VenOil opera, entre otros lugares, áreas en Mendoza y Santa Cruz

Extender la vida útil

La administración de Alfredo Cornejo viene defendiendo este esquema como una herramienta para sostener la actividad hidrocarburífera convencional, preservar empleo y generar nuevas inversiones en regiones donde el petróleo continúa siendo un motor económico relevante. Desde la provincia sostienen que el ingreso de operadores especializados permite extender la vida útil de los campos y mejorar la recuperación de reservas.

Para YPF, en cambio, la estrategia responde a una redefinición de prioridades. La compañía liderada por Horacio Marín busca concentrar capital en los activos de mayor rentabilidad, especialmente en Vaca Muerta, donde la productividad por pozo y las perspectivas exportadoras ofrecen retornos significativamente superiores a los de los yacimientos convencionales maduros.

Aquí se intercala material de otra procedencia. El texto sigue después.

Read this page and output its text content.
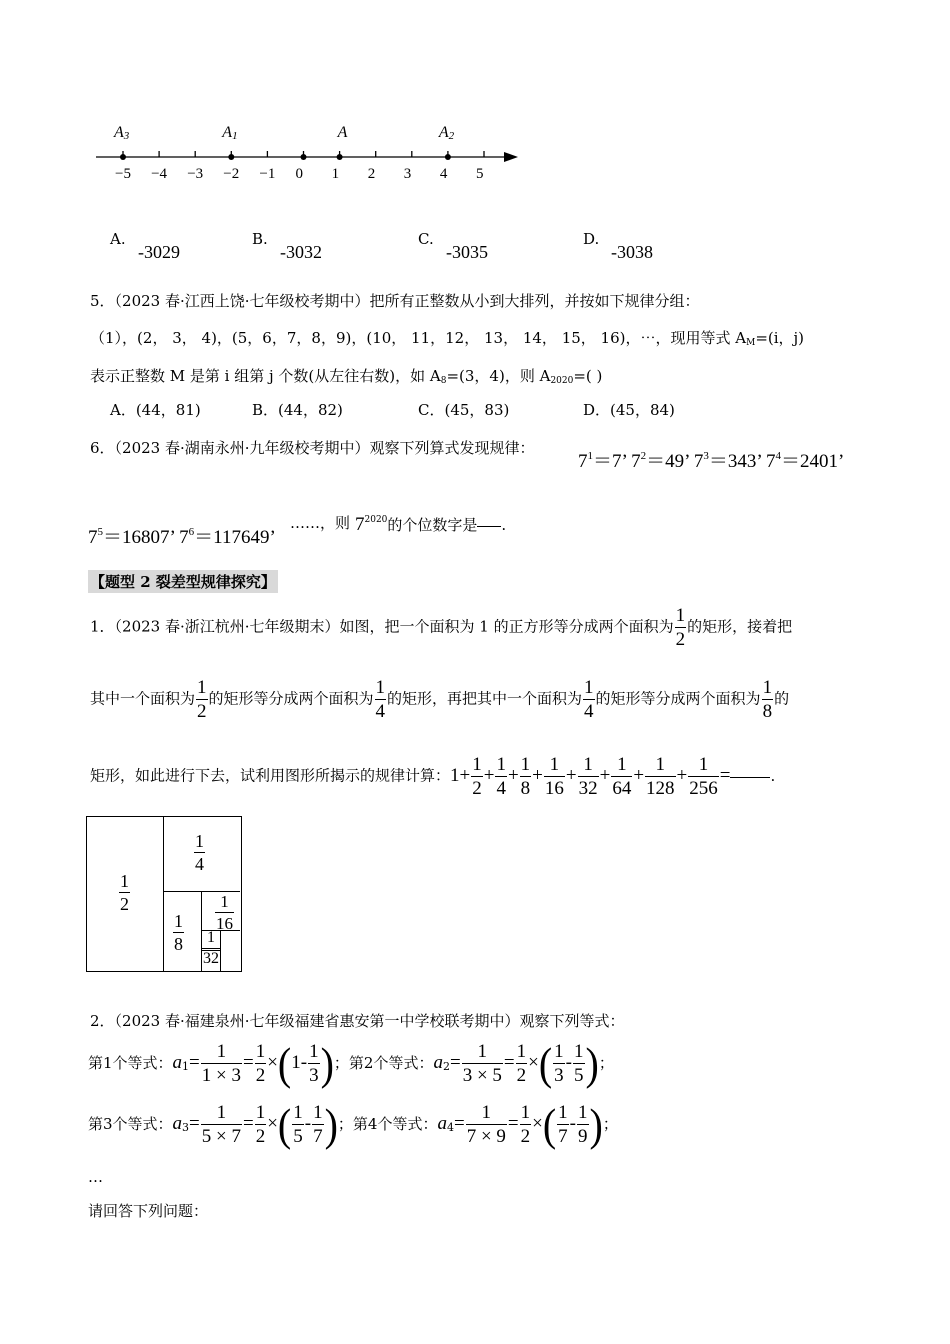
−5 −4 −3 −2 −1 0 1 2 3 4 5
$A_3$	$A_1$	A	$A_2$
A.
-3029
B.
-3032
C.
-3035
D.
-3038
5．（2023 春·江西上饶·七年级校考期中）把所有正整数从小到大排列，并按如下规律分组：
（1），(2， 3， 4)，(5，6，7，8，9)，(10， 11，12， 13， 14， 15， 16)，⋯，现用等式 $A_M=(i$，j)
表示正整数 M 是第 i 组第 j 个数(从左往右数)，如 $A_8=(3$，4)，则 $A_{2020}=$( )
A．(44，81)	B．(44，82)	C．(45，83)	D．(45，84)
6．（2023 春·湖南永州·九年级校考期中）观察下列算式发现规律：
$7^1=7$’ $7^2=49$’ $7^3=343$’ $7^4=2401$’
$7^5=16807$’ $7^6=117649$’
……，则 $7^{2020}$的个位数字是 .
【题型 2 裂差型规律探究】
1．（2023 春·浙江杭州·七年级期末）如图，把一个面积为 1 的正方形等分成两个面积为 $\frac{1}{2}$ 的矩形，接着把
其中一个面积为 $\frac{1}{2}$ 的矩形等分成两个面积为 $\frac{1}{4}$ 的矩形，再把其中一个面积为 $\frac{1}{4}$ 的矩形等分成两个面积为 $\frac{1}{8}$ 的
矩形，如此进行下去，试利用图形所揭示的规律计算：$1+ \frac{1}{2} + \frac{1}{4} + \frac{1}{8} + \frac{1}{16} + \frac{1}{32} + \frac{1}{64} + \frac{1}{128} + \frac{1}{256}$ =	.
$\frac{1}{2}$
$\frac{1}{4}$
$\frac{1}{8} \frac{1}{16}$
$\frac{1}{32}$
2．（2023 春·福建泉州·七年级福建省惠安第一中学校联考期中）观察下列等式：
第1个等式：$a_1= \frac{1}{1 \times 3} = \frac{1}{2} \times(1- \frac{1}{3}$ )；第2个等式：$a_2= \frac{1}{3 \times 5} = \frac{1}{2}$ ×( $\frac{1}{3} - \frac{1}{5}$ )；
第3个等式：$a_3= \frac{1}{5 \times 7} = \frac{1}{2}$ ×( $\frac{1}{5} - \frac{1}{7}$ )；第4个等式：$a_4= \frac{1}{7 \times 9} = \frac{1}{2}$ ×( $\frac{1}{7} - \frac{1}{9}$ )；
…
请回答下列问题：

El Plan Andes es probablemente la expresión más visible de esa política. A través de este programa, YPF avanzó en la transferencia de decenas de áreas convencionales en distintas provincias, impulsando la aparición de nuevos actores que buscan revitalizar activos con décadas de producción.

En Mendoza, el proceso ya muestra una dimensión considerable. Antes de esta operación se habían concretado cesiones de otros bloques a empresas como PCR, Petróleos Sudamericanos y distintos consorcios privados, configurando un escenario mucho más atomizado que el existente apenas unos años atrás.